The high rate of the NZ dollar is the main driver in wage constraint,decreasing the returns of NZ producers which would increase local investment,reduce debt,and increase local job growth.
The increase in the rate of subsidized imports from say china,whilst deflationary is a significant problem from local producers.
The foremost singular change in the economy would be a decrease in the NZ forex rate ,which would entrain an increased wealth redistribution to NZ.
“The foremost singular change in the economy would be a decrease in the NZ forex rate ,which would entrain an increased wealth redistribution to NZ.”
err… from whom to whom? From people who buy petrol, pharmaceuticals and household appliances to farmers? Sounds like a fair deal.
The current account imbalance is a bigger problem then the govt deficit.The revaluation in the nz exchange rate around 12% in the 12 month period has had a significant effect on external trade.Around 4.5 % yr on yr and a decrease in staff of 5.65% in the same period.
The under utilization of manufacturing capacity has slipped from 82-77% with domestic sales still increasing by around 13% ,This provides a substantive potential in the sector before increased investment is required.
The RBNZ has implemented a number of changes such as an increase in the Retail Banks requirement for long positions.
http://www.scoop.co.nz/stories/PO1205/S00079/rbnz-must-continue-to-add-tools-to-monetary-policy.htm
That there needs to be policy from Govt on the investment mindset is clearly evident for the housing sector,something that is being signaled from other central banks.and the requirements for additional tools etc.

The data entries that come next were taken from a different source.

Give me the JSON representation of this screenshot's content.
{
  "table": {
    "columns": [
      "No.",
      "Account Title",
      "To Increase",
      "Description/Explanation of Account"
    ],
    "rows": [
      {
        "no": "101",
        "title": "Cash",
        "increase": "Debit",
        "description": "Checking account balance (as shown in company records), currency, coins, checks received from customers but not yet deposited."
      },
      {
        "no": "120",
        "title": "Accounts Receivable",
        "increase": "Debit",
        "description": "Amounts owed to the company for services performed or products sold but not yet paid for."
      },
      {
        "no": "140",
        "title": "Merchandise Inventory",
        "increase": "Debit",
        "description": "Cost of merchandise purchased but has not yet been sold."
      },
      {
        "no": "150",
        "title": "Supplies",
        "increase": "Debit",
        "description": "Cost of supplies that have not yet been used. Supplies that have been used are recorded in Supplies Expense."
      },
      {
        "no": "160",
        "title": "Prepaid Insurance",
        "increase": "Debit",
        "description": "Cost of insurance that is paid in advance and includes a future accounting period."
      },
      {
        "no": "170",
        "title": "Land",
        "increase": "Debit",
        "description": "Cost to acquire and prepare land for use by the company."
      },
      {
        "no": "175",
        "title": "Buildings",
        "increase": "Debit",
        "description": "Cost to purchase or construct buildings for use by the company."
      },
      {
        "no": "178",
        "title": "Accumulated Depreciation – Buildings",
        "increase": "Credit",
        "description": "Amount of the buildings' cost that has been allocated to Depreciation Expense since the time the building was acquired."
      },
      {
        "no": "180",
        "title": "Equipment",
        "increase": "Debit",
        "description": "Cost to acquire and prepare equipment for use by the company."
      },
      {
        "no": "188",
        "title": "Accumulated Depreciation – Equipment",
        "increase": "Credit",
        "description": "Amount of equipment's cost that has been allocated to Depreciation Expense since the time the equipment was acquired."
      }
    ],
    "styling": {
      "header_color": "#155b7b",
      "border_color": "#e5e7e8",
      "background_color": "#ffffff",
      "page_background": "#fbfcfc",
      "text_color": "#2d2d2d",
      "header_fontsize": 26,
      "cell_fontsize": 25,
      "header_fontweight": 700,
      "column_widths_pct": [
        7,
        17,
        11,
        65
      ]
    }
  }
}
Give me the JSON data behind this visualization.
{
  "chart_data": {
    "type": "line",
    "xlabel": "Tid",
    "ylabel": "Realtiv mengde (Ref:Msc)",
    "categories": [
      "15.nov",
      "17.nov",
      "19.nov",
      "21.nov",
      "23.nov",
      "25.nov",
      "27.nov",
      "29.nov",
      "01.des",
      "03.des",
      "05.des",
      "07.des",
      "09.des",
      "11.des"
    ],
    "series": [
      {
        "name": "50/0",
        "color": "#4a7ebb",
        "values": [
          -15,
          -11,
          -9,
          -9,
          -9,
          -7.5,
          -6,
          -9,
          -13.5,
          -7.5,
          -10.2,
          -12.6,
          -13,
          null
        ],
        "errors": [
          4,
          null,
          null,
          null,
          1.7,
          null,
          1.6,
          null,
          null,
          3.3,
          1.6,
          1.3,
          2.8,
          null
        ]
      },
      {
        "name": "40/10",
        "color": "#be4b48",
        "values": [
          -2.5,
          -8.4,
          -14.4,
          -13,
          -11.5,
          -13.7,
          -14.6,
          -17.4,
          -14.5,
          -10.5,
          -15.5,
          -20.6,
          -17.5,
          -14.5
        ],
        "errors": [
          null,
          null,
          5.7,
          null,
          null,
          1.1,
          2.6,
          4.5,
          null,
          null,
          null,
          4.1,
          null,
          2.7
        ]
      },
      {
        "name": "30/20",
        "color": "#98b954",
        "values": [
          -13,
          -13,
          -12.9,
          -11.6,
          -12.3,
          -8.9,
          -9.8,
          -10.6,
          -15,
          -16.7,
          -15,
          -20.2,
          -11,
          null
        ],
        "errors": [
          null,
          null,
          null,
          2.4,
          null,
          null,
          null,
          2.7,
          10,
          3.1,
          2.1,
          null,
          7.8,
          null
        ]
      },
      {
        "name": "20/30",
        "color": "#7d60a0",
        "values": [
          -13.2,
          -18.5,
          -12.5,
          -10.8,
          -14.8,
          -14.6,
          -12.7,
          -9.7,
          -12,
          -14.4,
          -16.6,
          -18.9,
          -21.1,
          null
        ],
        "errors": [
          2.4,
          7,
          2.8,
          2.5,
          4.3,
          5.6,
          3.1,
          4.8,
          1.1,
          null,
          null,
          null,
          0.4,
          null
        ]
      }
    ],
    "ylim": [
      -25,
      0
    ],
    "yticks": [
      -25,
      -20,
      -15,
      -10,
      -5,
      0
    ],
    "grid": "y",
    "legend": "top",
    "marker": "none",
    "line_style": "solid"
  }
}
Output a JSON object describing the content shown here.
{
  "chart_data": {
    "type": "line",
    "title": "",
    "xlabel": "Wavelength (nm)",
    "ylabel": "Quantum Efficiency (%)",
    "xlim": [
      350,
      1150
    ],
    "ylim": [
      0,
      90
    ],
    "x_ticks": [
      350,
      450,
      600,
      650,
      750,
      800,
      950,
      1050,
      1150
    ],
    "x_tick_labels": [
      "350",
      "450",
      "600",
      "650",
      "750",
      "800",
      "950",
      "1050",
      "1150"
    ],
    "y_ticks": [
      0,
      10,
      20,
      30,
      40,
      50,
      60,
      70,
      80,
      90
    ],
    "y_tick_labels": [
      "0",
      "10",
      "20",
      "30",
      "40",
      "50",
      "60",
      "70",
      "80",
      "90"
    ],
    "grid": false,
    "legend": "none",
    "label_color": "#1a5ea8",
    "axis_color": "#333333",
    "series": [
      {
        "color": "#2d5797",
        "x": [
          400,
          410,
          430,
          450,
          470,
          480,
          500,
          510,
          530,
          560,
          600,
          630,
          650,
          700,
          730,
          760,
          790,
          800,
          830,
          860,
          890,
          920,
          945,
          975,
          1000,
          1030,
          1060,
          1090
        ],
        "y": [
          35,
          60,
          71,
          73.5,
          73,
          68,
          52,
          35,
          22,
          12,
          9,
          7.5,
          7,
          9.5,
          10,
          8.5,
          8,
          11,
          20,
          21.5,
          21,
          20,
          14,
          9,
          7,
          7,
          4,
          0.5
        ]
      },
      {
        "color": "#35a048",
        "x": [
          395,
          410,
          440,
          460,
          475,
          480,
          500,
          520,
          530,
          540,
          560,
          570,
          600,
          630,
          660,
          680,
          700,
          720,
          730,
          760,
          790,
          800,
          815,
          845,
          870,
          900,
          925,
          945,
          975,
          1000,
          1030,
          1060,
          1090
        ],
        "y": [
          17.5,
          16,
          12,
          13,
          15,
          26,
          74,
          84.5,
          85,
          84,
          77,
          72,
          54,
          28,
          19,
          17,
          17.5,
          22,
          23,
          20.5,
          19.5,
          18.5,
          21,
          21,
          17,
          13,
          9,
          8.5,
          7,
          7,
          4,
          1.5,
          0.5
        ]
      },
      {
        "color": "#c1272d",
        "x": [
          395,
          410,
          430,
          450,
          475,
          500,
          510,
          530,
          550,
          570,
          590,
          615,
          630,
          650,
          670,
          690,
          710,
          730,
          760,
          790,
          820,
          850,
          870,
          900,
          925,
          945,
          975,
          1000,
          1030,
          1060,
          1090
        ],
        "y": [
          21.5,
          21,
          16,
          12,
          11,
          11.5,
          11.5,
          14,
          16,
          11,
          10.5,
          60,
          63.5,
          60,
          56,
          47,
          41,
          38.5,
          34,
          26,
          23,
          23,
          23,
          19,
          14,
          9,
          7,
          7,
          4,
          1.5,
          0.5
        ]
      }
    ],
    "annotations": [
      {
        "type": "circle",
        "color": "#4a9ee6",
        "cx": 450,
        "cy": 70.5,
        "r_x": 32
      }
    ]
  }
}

http://www.telegraph.co.uk/finance/economics/9242592/Sir-Mervyn-King-admits-BoE-failed-over-financial-crisis.html
Good news is, Aussie is about to hit the shitter. Something I’ve been saying for along time. Everything there is stagnant. Average time to sell a house in some parts is 1 year.
Ooh that is good news. It’s about time they stopped buying so much of our exported produce, that’s getting to be a real drag.
And with any luck there’ll be tens of thousands of kiwi expats coming back home to look for jobs that aren’t here and compete for accommodation we already can’t afford too.
.
This is a real fudge. Typical RWNJ statistics.
Average wages have been pushed up by 17% rises at the top end and the loss of many jobs at the bottom.
Median wages or ordinary time rates give a more realistic picture.
At the same time real inflation, of the things people on low to moderate incomes buy, has been considerably more than 10%.
Food. power, petrol, transport and housing have risen while things that only the wealthy can afford have dropped.
A basket of groceries in Northland has risen nearly 20% since the same time last year.
A 40% drop in the price of 56 inch flat screen TV’s and new BMW’s does not help most people make ends meet.
Maybe we all have to buy another 56 inch flat TV to really feel the benefit of this extraordinary feel good factor. On a low interest loan – hurry because this is another “saving”. Meanwhile, winter is here and the power prices are rising. Which will just be the beginning. Once the companies are privatized and have to provide a ROI of ever increasing rates, the bill may be $0.00 – no power. Use blankets, wear all the clothes you can get from Sally’s -and yet another saving. Cooking? Not needed, veges are too expensive and meat, well….. better get a special from a Takeaway. See, budgeting 1-2-3. Easy as. With these fantastic increases in wages outstripping inflation, one can tell that this Government is really looking after you. And once the statistical basket for this measure contains a new car, things really will get a lot better because we all know used cars are getting far too expensive.